Thirdly, the key business variables are how often users come back to our site. We need more data points on this. I think it might make sense for you to go through all the FEEDBACK emails (starting with right after EMI was added), to see what people are telling us about our site, what they like about it, what they do not. You did a good job of this late last year, and it would be interesting to see what they are saying now.

It might also be useful to read the SpiralFrog blogposts, to see what real users are writing.

----- Original Message -----

From: Vesa Suomalainen
To: Joe Mohen; Matthew Stern
Cc: Amir Khan; Peter Desloge; Michael Puccini; James Campbell; Jesse Paynter
Sent: Friday, September 26, 2008 10:02 AM
Subject: Re: business case for paid search?

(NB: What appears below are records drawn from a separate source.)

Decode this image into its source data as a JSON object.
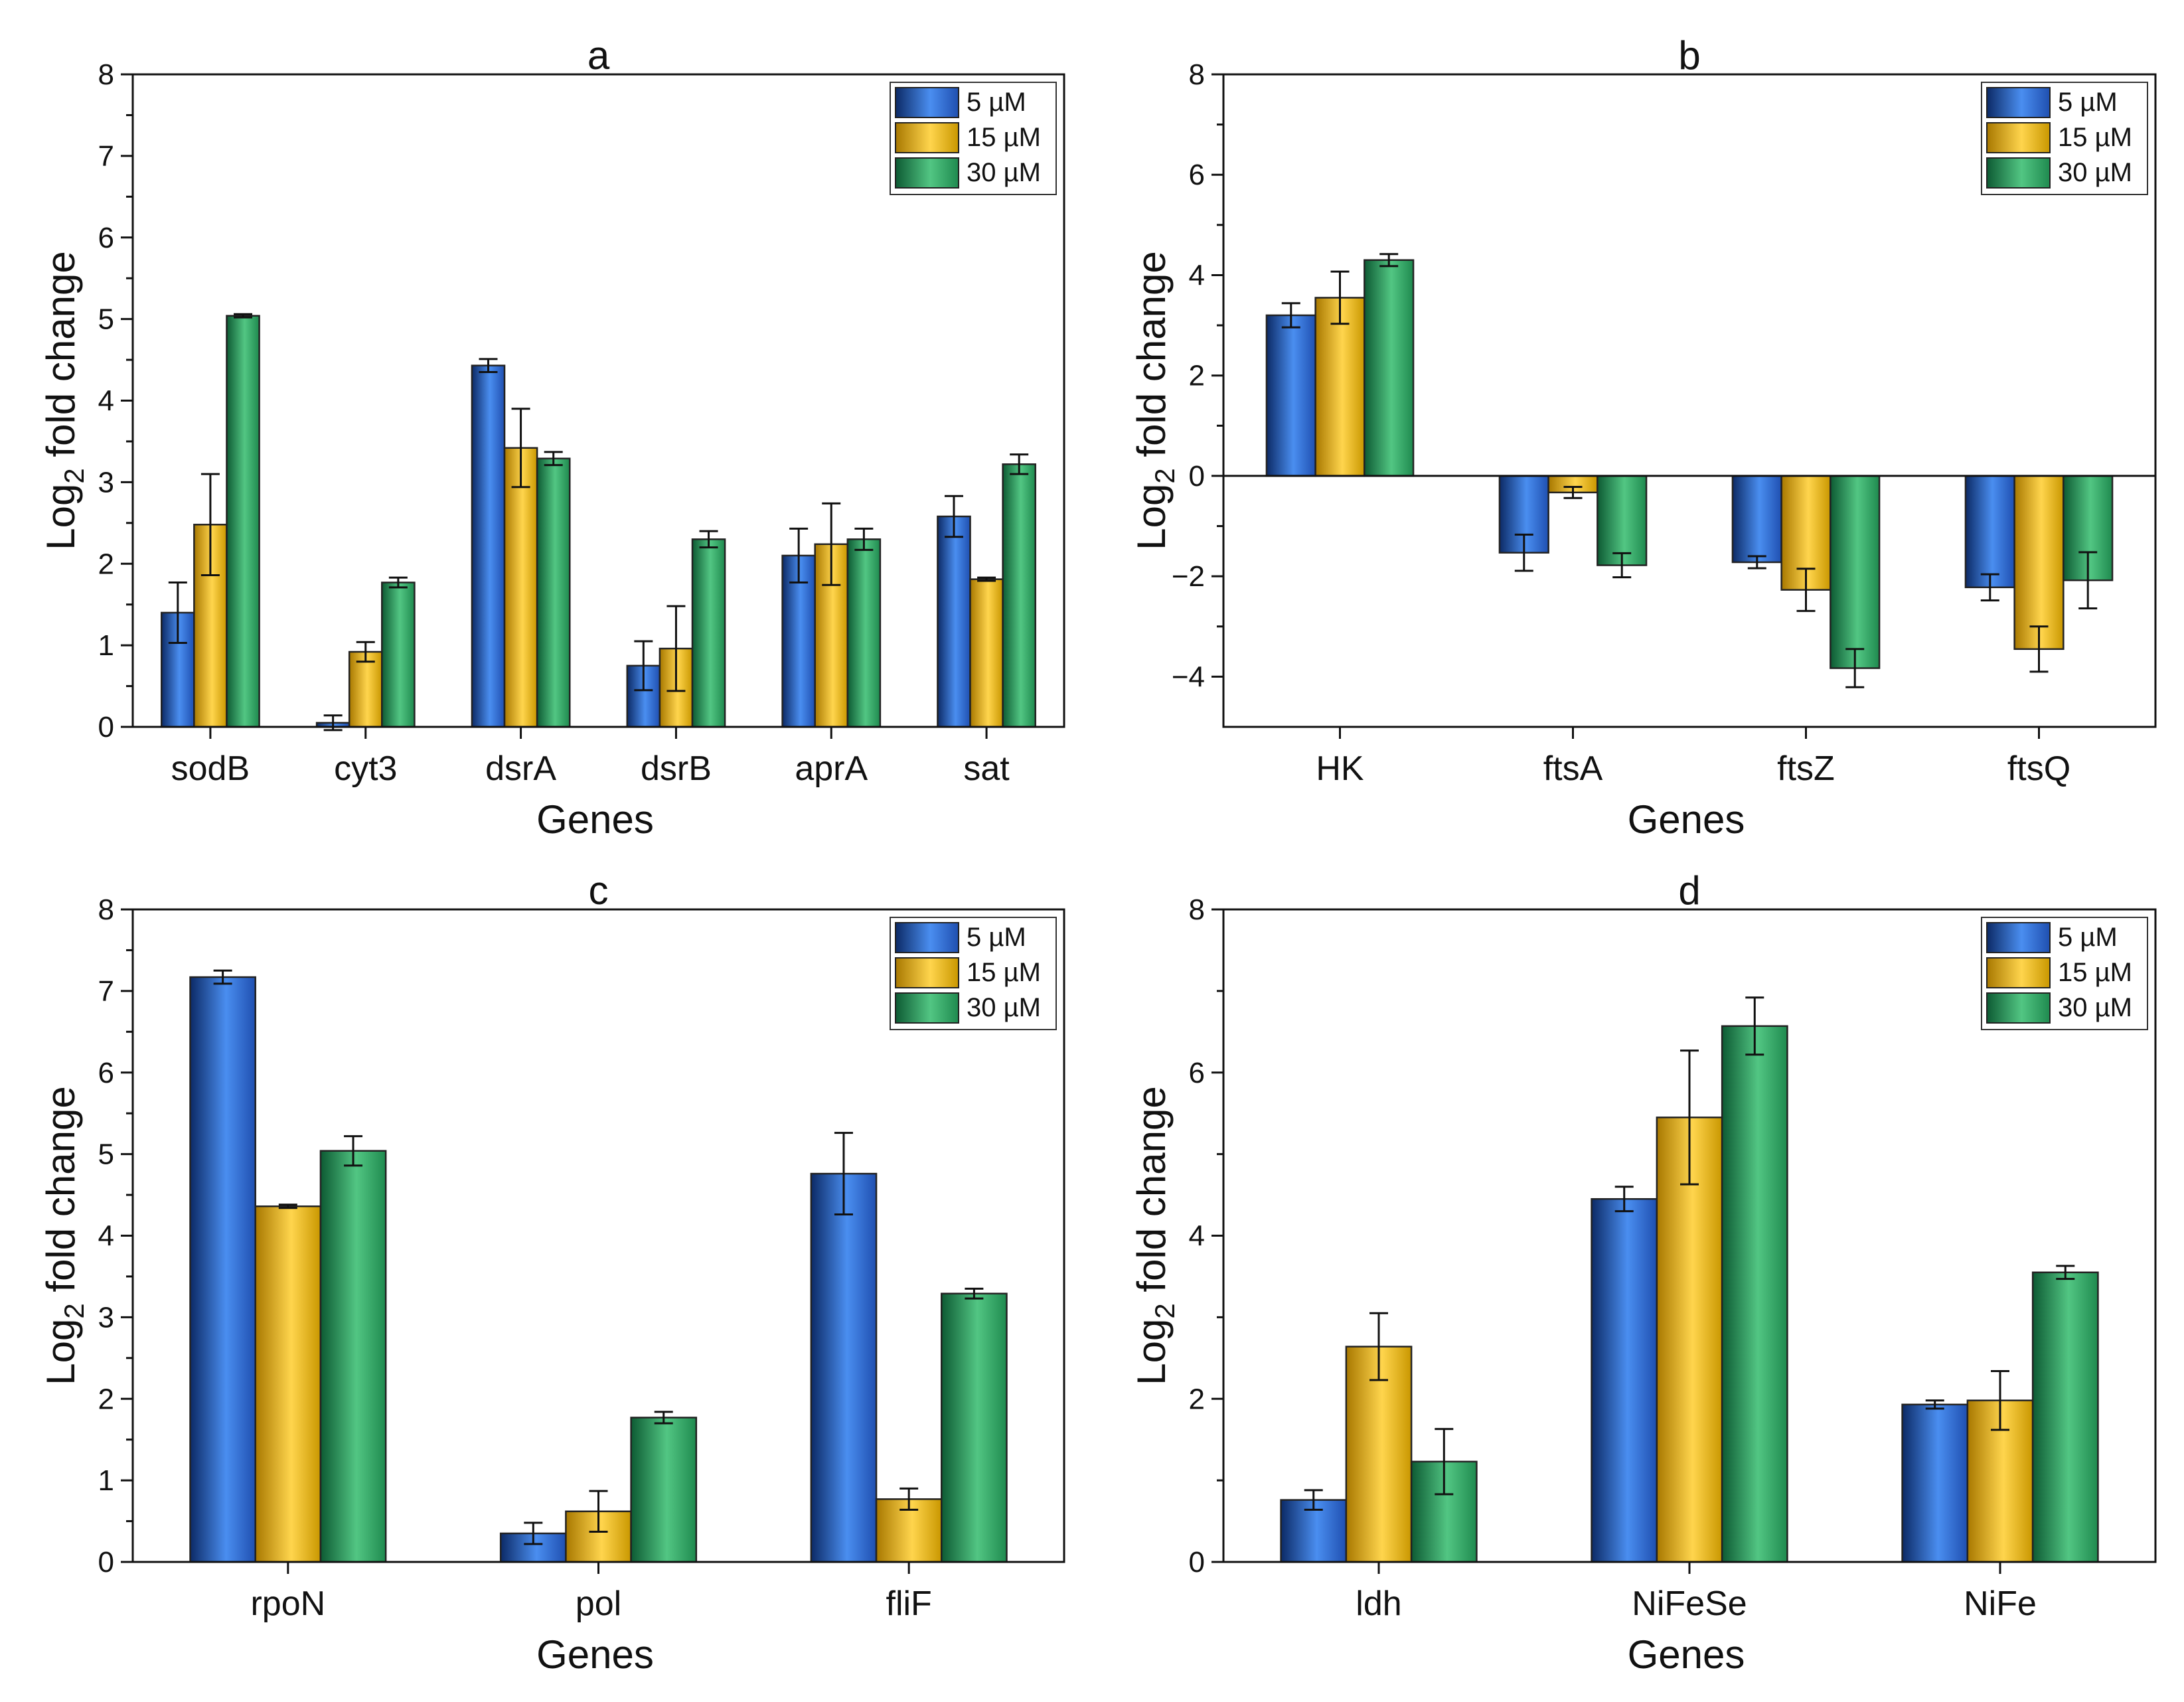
{
  "chart_data": [
    {
      "panel": "a",
      "type": "bar",
      "title": "a",
      "xlabel": "Genes",
      "ylabel_main": "Log",
      "ylabel_sub": "2",
      "ylabel_rest": " fold change",
      "categories": [
        "sodB",
        "cyt3",
        "dsrA",
        "dsrB",
        "aprA",
        "sat"
      ],
      "ylim": [
        0,
        8
      ],
      "yticks": [
        0,
        1,
        2,
        3,
        4,
        5,
        6,
        7,
        8
      ],
      "ytick_labels": [
        "0",
        "1",
        "2",
        "3",
        "4",
        "5",
        "6",
        "7",
        "8"
      ],
      "series": [
        {
          "name": "5 µM",
          "values": [
            1.4,
            0.05,
            4.43,
            0.75,
            2.1,
            2.58
          ],
          "errors": [
            0.37,
            0.09,
            0.08,
            0.3,
            0.33,
            0.25
          ]
        },
        {
          "name": "15 µM",
          "values": [
            2.48,
            0.92,
            3.42,
            0.96,
            2.24,
            1.81
          ],
          "errors": [
            0.62,
            0.12,
            0.48,
            0.52,
            0.5,
            0.02
          ]
        },
        {
          "name": "30 µM",
          "values": [
            5.04,
            1.77,
            3.29,
            2.3,
            2.3,
            3.22
          ],
          "errors": [
            0.02,
            0.06,
            0.08,
            0.1,
            0.13,
            0.12
          ]
        }
      ]
    },
    {
      "panel": "b",
      "type": "bar",
      "title": "b",
      "xlabel": "Genes",
      "ylabel_main": "Log",
      "ylabel_sub": "2",
      "ylabel_rest": " fold change",
      "categories": [
        "HK",
        "ftsA",
        "ftsZ",
        "ftsQ"
      ],
      "ylim": [
        -5,
        8
      ],
      "yticks": [
        -4,
        -2,
        0,
        2,
        4,
        6,
        8
      ],
      "ytick_labels": [
        "−4",
        "−2",
        "0",
        "2",
        "4",
        "6",
        "8"
      ],
      "series": [
        {
          "name": "5 µM",
          "values": [
            3.2,
            -1.53,
            -1.72,
            -2.22
          ],
          "errors": [
            0.24,
            0.36,
            0.12,
            0.26
          ]
        },
        {
          "name": "15 µM",
          "values": [
            3.55,
            -0.33,
            -2.27,
            -3.45
          ],
          "errors": [
            0.52,
            0.11,
            0.42,
            0.45
          ]
        },
        {
          "name": "30 µM",
          "values": [
            4.3,
            -1.78,
            -3.83,
            -2.08
          ],
          "errors": [
            0.12,
            0.24,
            0.38,
            0.56
          ]
        }
      ]
    },
    {
      "panel": "c",
      "type": "bar",
      "title": "c",
      "xlabel": "Genes",
      "ylabel_main": "Log",
      "ylabel_sub": "2",
      "ylabel_rest": " fold change",
      "categories": [
        "rpoN",
        "pol",
        "fliF"
      ],
      "ylim": [
        0,
        8
      ],
      "yticks": [
        0,
        1,
        2,
        3,
        4,
        5,
        6,
        7,
        8
      ],
      "ytick_labels": [
        "0",
        "1",
        "2",
        "3",
        "4",
        "5",
        "6",
        "7",
        "8"
      ],
      "series": [
        {
          "name": "5 µM",
          "values": [
            7.17,
            0.35,
            4.76
          ],
          "errors": [
            0.08,
            0.13,
            0.5
          ]
        },
        {
          "name": "15 µM",
          "values": [
            4.36,
            0.62,
            0.77
          ],
          "errors": [
            0.02,
            0.25,
            0.13
          ]
        },
        {
          "name": "30 µM",
          "values": [
            5.04,
            1.77,
            3.29
          ],
          "errors": [
            0.18,
            0.07,
            0.06
          ]
        }
      ]
    },
    {
      "panel": "d",
      "type": "bar",
      "title": "d",
      "xlabel": "Genes",
      "ylabel_main": "Log",
      "ylabel_sub": "2",
      "ylabel_rest": " fold change",
      "categories": [
        "ldh",
        "NiFeSe",
        "NiFe"
      ],
      "ylim": [
        0,
        8
      ],
      "yticks": [
        0,
        2,
        4,
        6,
        8
      ],
      "ytick_labels": [
        "0",
        "2",
        "4",
        "6",
        "8"
      ],
      "series": [
        {
          "name": "5 µM",
          "values": [
            0.76,
            4.45,
            1.93
          ],
          "errors": [
            0.12,
            0.15,
            0.05
          ]
        },
        {
          "name": "15 µM",
          "values": [
            2.64,
            5.45,
            1.98
          ],
          "errors": [
            0.41,
            0.82,
            0.36
          ]
        },
        {
          "name": "30 µM",
          "values": [
            1.23,
            6.57,
            3.55
          ],
          "errors": [
            0.4,
            0.35,
            0.08
          ]
        }
      ]
    }
  ],
  "colors": {
    "5 µM": "#3f7fe0",
    "15 µM": "#f2c233",
    "30 µM": "#3fb66f"
  }
}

For a while, I guess we all were sold off on the "mometum theory". The belief was that if we demonstrated solid user growth and increased # of uniques, it would open more doors for us at advertisers and music labels and amongst the press and music industry. The cost did not matter since the exposure would be temporary and we would switch from paid to organic growth in a matter of months if not weeks.

I started arguing in late spring that this is, if not outrigth cheating, at least self-deception. We were claiming super unique user growth while we knew we were just getting users to bounce off our site. Our approach was not far from hiring internet users in India to click on our home page to get the uniques # to continue growing. Anyone who'd ask us direct questions about average # of time spent on site or average # of pageviews, or retention of registered users would immediately find out our little secret. And these figures stay permanently in our books for incoming investors to look at and ask us after-the-fact. How do we explain spending $1.5M in marketing in the month of June when our resulting revenue was $69,711? An ooops?

This is our opportunity to start fresh and blame the months passed as a failed experiment. I'd argue that our main problems are lack of music content and lack of site features - fixing these two is key to our future success. If there's one aspect I'd like to emphasize above all is that the unbalanced and incorrect focus on paid marketing is sapping our resources for money, development resources and management attention - besides being counter-productive to our overall goals.

Next week, we hope to add the IODA catalog to our live site - this is 1,081,028 additional tracks, bringing us close to the 3M track marker. And this aggregator catalog is multiple times more relevant than the similar-sized Orchard label which is mostly unknown European music. Do we have a marketing program ready to go when this catalog goes live?

And our main problem in getting these 1M tracks online quicker? Finding a soul in this company who's able and willing to pay for the $2,000 that it cost us to buy the hard drives required to ship the content from Seattle to our production data center in Ashburn. I find it somewhat ironic to be discussing spending priorities of several millions and a few thousands in the same email, but here you go.